Light vehicle production on rise in North America


Production of light vehicles is rising across North America, but Canada’s portion of the continental output total shrank during the first six months of 2012 due to the quicker pace of U.S. assembly growth.  

Canada’s light vehicle production output rose 18.9 per cent over the first half of 2012 relative to 2011 (1.288 million units 2012 year-to-date versus 1.083 million units 2011 year-to-date). 
According to figures from Dennis DesRosiers, within Canada, light vehicle assembly increased by double digits at Chrysler (21.1 YTD), Honda (96.9 per cent YTD) and Toyota (45.3 per cent YTD).

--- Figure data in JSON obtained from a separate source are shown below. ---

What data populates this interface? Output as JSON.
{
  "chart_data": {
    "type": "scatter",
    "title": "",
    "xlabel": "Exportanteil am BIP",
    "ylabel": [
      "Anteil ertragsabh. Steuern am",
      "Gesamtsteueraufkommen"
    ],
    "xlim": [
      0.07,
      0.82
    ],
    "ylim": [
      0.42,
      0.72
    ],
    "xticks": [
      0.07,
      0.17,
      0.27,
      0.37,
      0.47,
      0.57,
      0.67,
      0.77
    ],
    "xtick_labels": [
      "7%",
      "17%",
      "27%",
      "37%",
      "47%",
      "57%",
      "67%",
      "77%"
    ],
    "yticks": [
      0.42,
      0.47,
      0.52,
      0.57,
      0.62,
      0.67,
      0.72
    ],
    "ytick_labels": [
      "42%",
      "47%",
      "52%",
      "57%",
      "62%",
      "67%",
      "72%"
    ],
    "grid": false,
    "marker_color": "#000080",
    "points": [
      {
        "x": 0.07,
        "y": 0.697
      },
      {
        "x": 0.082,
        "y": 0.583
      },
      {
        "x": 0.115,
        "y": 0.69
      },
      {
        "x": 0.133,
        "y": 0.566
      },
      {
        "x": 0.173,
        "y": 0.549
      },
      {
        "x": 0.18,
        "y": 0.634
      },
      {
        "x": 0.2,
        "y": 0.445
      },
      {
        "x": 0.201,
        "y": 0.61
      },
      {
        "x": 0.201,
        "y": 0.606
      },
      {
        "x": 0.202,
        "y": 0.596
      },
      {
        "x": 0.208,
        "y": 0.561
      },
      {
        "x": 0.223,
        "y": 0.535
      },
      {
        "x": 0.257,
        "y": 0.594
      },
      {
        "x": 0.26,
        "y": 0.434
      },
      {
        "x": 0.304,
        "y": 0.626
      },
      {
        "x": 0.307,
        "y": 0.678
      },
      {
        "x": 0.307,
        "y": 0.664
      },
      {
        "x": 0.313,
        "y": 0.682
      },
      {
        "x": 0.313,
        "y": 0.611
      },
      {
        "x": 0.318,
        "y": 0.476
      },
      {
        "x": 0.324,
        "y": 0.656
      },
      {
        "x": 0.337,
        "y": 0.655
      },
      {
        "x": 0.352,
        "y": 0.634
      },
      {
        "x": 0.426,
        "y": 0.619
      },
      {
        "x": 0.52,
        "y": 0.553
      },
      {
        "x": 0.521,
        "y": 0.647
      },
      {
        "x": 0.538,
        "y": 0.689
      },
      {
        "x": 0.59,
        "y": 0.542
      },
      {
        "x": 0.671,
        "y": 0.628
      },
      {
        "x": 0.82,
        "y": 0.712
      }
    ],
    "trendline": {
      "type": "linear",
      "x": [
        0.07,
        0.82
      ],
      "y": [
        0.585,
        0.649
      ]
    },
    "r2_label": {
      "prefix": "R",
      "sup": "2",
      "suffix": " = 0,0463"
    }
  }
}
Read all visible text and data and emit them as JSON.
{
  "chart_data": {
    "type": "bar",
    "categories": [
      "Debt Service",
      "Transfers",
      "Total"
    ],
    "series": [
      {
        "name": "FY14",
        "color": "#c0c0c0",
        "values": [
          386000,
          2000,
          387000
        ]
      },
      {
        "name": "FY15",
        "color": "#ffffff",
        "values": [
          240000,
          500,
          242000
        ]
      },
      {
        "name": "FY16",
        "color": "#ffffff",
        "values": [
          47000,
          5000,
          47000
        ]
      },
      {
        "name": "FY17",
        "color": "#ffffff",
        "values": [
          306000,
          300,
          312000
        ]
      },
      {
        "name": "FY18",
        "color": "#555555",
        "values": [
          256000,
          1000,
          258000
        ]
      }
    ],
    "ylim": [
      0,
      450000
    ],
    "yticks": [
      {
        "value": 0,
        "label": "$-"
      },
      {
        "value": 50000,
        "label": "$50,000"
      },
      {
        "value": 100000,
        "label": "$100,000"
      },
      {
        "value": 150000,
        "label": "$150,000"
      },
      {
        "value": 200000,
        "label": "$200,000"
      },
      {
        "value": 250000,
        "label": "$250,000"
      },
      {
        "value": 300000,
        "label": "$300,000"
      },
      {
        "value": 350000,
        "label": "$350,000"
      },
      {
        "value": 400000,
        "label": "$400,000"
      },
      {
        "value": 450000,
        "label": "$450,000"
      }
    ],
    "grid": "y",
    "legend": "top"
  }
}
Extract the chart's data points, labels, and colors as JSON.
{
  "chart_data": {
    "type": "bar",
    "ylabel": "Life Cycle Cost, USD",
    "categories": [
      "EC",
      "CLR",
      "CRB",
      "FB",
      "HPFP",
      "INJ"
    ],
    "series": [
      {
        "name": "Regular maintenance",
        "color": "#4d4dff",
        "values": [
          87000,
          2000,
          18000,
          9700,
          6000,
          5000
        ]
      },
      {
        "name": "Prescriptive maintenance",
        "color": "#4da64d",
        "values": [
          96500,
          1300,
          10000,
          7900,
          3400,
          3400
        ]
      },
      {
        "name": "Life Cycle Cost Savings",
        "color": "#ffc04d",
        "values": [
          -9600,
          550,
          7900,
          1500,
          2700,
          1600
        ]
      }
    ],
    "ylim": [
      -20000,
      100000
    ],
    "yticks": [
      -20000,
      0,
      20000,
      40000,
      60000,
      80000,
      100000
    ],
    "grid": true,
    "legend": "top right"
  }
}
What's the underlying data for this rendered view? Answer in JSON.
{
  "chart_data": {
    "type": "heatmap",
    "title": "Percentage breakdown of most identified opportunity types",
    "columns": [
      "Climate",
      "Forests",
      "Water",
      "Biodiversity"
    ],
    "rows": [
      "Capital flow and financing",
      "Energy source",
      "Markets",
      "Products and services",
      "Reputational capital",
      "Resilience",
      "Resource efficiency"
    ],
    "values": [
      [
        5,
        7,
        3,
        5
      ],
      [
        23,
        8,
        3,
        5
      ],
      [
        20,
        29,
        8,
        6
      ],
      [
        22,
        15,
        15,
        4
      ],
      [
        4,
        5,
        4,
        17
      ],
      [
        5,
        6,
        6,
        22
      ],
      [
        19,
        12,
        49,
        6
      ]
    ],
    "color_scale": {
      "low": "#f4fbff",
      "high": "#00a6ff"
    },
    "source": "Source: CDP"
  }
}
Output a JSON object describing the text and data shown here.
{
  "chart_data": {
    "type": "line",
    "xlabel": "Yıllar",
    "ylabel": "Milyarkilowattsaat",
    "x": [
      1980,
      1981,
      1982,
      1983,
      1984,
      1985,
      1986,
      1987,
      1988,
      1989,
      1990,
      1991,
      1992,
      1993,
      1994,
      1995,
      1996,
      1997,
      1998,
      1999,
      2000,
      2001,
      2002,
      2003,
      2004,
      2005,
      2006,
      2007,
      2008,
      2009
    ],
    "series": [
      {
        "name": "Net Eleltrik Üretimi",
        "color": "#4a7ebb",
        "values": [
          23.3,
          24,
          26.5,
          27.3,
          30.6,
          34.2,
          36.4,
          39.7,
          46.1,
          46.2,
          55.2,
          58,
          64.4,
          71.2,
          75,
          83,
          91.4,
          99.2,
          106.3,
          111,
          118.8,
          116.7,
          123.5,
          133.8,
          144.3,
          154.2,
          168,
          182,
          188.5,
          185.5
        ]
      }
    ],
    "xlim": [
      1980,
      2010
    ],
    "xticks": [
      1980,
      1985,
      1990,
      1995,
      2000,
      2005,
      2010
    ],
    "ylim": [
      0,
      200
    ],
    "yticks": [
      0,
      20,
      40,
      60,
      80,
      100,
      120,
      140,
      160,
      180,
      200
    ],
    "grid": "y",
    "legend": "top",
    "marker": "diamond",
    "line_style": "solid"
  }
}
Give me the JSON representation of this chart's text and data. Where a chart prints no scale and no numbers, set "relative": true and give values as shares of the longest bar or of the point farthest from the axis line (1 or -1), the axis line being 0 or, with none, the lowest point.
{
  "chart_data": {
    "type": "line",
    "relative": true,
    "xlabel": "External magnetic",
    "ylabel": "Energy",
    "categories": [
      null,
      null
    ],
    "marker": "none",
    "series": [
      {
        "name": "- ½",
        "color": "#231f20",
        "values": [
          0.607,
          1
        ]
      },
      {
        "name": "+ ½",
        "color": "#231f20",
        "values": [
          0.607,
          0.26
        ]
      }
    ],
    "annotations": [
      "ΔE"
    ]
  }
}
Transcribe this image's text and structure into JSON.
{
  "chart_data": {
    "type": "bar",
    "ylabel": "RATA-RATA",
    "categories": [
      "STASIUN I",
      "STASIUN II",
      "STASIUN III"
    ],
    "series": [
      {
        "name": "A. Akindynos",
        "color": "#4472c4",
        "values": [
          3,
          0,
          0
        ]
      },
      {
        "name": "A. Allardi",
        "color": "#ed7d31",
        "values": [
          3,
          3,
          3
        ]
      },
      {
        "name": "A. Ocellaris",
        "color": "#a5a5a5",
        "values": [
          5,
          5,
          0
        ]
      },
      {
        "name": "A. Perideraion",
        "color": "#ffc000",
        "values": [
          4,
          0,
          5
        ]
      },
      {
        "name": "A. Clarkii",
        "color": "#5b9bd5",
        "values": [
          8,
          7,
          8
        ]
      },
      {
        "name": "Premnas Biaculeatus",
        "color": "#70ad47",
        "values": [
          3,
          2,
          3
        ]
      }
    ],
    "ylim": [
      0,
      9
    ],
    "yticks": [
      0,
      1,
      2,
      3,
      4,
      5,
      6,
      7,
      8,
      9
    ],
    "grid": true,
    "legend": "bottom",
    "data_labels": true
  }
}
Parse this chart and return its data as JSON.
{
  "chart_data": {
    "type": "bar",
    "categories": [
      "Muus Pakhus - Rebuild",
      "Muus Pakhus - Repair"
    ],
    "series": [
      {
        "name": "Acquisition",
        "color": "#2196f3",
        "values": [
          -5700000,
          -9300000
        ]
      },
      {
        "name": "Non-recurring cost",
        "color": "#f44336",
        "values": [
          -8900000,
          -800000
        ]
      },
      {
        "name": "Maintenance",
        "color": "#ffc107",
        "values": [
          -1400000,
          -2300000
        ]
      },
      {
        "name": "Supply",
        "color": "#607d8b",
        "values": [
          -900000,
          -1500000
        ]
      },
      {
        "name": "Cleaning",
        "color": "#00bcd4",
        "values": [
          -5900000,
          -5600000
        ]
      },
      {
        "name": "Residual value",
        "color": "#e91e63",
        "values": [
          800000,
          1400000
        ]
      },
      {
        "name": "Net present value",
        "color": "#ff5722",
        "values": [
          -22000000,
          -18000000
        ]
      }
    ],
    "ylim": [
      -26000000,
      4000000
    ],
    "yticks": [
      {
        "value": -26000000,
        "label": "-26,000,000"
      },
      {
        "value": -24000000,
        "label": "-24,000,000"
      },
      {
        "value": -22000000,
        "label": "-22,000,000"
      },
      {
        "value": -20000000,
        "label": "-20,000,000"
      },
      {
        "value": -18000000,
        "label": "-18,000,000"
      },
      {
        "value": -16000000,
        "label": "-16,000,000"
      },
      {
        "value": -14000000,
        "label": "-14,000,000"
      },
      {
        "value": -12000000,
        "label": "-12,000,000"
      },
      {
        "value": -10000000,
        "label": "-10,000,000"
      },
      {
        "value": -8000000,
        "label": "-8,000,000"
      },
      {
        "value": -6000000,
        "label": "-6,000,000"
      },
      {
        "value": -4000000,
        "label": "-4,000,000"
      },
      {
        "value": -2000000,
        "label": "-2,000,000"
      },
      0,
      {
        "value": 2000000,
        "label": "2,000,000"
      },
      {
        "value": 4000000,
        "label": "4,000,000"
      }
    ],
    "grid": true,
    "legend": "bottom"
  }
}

General Motors’ growth (2.1 per cent YTD) underperformed the market while the closure of Ford’s St. Thomas, Ontario plant caused a significant production decline (down 27.7 per cent YTD) at that manufacturer.  

With just 128,858 units built thus far in 2012, Ford’s production-to-sales ratio did not meet the 1:1 annual formula established under the now-defunct Auto Pact. 

While the picture was largely positive in Canada, it still lagged behind the U.S. as light vehicle production ramped up more briskly (25.9 per cent YTD) with only Mitsubishi (down 40.5per cent YTD) showing a decline relative to the previous year.

The U.S. assembly sector received a much-needed boost from Japanese manufacturers recovering from supply and product-related difficulties; both Honda 70.4 per cent YTD) and Toyota (84.1 per cent YTD) achieved impressive gains in both light truck and passenger car output volumes.